The team continues to demonstrate the unique capabilities and properties of the MOS in several first-class experiments. They were able to demonstrate that MOS can be generated from a variety of tissue sources, and the resulting MOS has the preservation of histopathological morphology, the ability to differentiate and genetic expression, and the ability to freeze and subculture, like conventional organoids. . Experiments were performed to test the ability of MOS to infect viruses. Unlike conventional organoids, MOS can be directly infected with viruses without removing and suspending cells from the surrounding BME scaffold, thereby restarting the viral infection process in the host tissue.
Dr. Shen’s team was able to create a MOS atlas of human respiratory and digestive tissues from patient autopsies and infect them with SARS-COV-2 viruses, followed by drug screening to identify drugs that block viral infection and replication within those tissues.
MOS also provide a unique platform for studying and developing immune cell therapy. Within natural diffusion limit of vascularized tissue, tumor-derived MOS allowed sufficient penetration by therapeutic immune T-cells such as CAR-T, enabling a novel T cell potency assay to assess tumor killing by the engineered T-cells. Such a model would be highly useful in investigating tumor responsiveness and in developing anti-tumor immune cell therapies.

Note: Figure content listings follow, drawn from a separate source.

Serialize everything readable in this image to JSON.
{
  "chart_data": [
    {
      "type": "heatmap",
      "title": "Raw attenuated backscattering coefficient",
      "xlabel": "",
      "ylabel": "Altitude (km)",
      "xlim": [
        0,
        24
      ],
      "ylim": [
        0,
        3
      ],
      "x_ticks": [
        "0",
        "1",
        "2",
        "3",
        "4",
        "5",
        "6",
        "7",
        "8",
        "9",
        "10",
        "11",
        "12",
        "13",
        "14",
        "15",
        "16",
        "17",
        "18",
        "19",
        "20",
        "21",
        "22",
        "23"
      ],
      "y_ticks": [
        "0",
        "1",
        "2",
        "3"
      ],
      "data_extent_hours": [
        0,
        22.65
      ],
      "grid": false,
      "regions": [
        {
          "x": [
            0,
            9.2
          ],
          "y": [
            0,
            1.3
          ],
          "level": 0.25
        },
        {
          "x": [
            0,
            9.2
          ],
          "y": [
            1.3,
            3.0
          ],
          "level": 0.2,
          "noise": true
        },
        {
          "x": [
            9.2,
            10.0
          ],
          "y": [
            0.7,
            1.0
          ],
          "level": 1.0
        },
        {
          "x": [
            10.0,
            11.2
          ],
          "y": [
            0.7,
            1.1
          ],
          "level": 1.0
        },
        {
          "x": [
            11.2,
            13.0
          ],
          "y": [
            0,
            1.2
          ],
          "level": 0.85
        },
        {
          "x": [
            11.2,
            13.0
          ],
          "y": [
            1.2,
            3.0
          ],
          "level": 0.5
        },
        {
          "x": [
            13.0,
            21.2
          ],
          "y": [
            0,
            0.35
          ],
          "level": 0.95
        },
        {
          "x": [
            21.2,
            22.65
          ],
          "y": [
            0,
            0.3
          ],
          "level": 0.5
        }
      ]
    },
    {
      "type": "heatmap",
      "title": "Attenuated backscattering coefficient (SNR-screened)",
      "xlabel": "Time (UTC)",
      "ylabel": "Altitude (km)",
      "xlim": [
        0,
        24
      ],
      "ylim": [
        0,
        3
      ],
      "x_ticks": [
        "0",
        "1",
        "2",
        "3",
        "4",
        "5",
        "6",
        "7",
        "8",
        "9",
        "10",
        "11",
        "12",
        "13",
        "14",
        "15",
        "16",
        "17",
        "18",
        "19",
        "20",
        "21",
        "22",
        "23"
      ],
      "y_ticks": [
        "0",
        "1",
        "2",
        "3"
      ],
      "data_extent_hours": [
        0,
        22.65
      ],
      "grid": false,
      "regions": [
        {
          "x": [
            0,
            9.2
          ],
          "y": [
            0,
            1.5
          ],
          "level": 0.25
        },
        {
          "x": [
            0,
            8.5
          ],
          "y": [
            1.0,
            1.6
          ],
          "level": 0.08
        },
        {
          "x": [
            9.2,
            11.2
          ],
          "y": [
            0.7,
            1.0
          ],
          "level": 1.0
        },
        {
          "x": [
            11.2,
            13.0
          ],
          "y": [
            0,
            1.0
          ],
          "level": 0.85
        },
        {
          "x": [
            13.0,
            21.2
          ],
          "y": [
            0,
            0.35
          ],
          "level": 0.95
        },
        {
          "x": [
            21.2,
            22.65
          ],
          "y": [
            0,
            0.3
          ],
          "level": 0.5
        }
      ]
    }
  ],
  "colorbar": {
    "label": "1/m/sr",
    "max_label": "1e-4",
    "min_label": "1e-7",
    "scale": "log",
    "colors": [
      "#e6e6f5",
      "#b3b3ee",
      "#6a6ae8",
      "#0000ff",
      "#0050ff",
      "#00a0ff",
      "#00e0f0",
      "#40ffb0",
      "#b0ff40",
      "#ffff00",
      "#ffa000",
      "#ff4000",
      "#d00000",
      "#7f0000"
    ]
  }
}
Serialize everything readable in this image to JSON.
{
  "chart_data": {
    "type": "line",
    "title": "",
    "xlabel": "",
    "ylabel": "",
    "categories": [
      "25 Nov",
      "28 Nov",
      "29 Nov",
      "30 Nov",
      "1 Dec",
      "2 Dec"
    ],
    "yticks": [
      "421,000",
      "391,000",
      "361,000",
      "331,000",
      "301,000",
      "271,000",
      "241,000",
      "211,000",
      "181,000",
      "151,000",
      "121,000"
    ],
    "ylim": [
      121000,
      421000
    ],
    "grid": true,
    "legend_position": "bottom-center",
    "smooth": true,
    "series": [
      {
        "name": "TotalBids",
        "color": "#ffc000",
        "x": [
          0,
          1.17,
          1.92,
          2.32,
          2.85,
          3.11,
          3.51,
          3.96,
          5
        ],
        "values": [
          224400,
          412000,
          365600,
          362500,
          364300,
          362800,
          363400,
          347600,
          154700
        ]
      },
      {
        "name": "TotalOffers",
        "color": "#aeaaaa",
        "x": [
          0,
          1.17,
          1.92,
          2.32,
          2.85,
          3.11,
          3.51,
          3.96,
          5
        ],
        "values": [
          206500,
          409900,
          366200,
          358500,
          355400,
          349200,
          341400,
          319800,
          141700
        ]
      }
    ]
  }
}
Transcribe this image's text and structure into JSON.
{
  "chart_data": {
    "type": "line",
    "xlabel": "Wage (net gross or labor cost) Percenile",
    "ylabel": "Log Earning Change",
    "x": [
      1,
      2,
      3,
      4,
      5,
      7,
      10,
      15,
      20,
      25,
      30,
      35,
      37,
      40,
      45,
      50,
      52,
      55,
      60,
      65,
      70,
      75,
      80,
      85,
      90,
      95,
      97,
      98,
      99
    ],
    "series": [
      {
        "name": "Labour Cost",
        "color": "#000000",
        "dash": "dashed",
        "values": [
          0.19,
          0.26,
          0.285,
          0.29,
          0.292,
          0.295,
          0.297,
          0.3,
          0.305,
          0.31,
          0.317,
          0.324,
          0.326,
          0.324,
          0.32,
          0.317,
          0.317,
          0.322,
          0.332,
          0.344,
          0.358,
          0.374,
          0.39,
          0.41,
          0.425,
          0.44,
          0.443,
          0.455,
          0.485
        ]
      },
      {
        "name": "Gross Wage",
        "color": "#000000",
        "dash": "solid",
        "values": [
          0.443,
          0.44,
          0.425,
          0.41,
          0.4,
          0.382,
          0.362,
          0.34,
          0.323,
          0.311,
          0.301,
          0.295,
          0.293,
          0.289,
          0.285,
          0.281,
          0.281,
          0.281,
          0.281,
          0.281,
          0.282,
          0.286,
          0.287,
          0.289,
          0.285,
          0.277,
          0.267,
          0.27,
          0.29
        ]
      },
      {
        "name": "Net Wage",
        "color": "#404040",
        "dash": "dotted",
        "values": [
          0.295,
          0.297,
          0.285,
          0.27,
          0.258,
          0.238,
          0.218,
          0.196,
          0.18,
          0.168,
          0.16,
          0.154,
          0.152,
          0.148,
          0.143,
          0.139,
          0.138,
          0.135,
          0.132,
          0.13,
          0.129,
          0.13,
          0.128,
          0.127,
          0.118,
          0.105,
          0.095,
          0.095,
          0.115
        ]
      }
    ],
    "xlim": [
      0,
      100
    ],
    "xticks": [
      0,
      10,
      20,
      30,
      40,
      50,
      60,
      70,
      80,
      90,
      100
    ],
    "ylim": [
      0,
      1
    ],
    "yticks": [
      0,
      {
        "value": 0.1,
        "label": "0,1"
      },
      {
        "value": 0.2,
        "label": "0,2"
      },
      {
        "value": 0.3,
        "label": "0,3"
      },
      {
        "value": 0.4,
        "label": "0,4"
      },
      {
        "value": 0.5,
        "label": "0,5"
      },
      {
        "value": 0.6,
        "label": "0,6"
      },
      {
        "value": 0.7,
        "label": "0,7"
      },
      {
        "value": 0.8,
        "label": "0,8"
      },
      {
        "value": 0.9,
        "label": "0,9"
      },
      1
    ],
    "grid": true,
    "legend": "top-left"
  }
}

MOS could be further integrated with deep-learning imaging analysis for rapid drug testing of small and heterogeneous clinical tumor biopsies. In addition, the algorithm can identify cytotoxic versus cytostatic drug effects and drug-resistant clones that may cause late relapse. This pioneering work paves the way for the use of MOS in the clinic to inform treatment decisions.
“Dr. Shen and his team continue to refine and develop the MOS technology, highlighting its versatility, not only as a physiological model for screening potential personalized treatments, but also for studying diseases and various applications,” Ali said. Khademhosseini, Ph. .D. , Director and CEO of TIBI. “This is the wave of the future in precision medicine.”